The Zoological Wildlife Conservation Center in Rainier, Oregon, is offering sleepovers in its sloth sanctuary. The visit includes a tent with a cot and satellite TV (in case the animals are being too sloth-like). Visitors, who pay $600 (double occupancy) for the 12-hour experience, are asked to whisper so as not to stress out the sloths.

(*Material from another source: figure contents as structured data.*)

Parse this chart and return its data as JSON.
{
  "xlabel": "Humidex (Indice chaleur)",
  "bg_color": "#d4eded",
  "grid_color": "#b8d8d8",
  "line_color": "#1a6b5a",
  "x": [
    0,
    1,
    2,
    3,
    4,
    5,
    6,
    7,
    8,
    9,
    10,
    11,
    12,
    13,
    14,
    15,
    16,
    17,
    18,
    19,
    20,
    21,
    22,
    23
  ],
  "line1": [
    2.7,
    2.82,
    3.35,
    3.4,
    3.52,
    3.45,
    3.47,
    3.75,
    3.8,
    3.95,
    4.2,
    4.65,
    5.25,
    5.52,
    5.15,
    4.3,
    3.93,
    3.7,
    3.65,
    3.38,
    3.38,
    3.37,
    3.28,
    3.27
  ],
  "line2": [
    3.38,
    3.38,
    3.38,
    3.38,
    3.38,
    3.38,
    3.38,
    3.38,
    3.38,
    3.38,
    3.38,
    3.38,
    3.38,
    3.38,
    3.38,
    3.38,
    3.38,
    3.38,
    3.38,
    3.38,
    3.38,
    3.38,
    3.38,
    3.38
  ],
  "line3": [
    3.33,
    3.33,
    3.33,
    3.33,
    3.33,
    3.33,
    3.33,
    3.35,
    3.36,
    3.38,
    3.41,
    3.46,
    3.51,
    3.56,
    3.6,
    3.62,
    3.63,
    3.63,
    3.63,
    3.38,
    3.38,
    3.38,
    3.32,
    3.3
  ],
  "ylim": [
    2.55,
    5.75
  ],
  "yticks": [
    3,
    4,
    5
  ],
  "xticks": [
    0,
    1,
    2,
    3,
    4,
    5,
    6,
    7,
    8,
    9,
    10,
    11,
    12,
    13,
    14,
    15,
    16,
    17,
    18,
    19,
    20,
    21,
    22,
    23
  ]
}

French performance artist Abraham Poincheval managed to hatch nine chicken eggs in April by incubating them himself for three weeks inside a glass vivarium at Paris’ Palais de Tokyo contemporary art museum. Poincheval’s past projects have included sitting inside a block of stone for a week and living in a hollowed-out bear sculpture for two weeks.
Least Competent Criminal
Baggy blue jeans were the ill-fated getaway vehicle for 15 quart-size bottles of Pennzoil motor oil and 30 DVDs of “Treasure Hunt” in a badly planned theft in Lakeland, Florida, in June. William Jason Hall, 38, stuffed the loot into his pants inside a 7-Eleven store without realizing that a detective in an unmarked police car outside was watching him. Because it was his third arrest on petty theft, he was charged with a felony.
Frontiers of Marketing
Male baseball fans attending the June 15 Jacksonville (Florida) Jumbo Shrimp minor league game were treated to a novel promotional giveaway: pregnancy tests. The “You Might Be a Father” promotion was conceived to help fans decide whether they should return for the Father’s Day game on Sunday, June 18.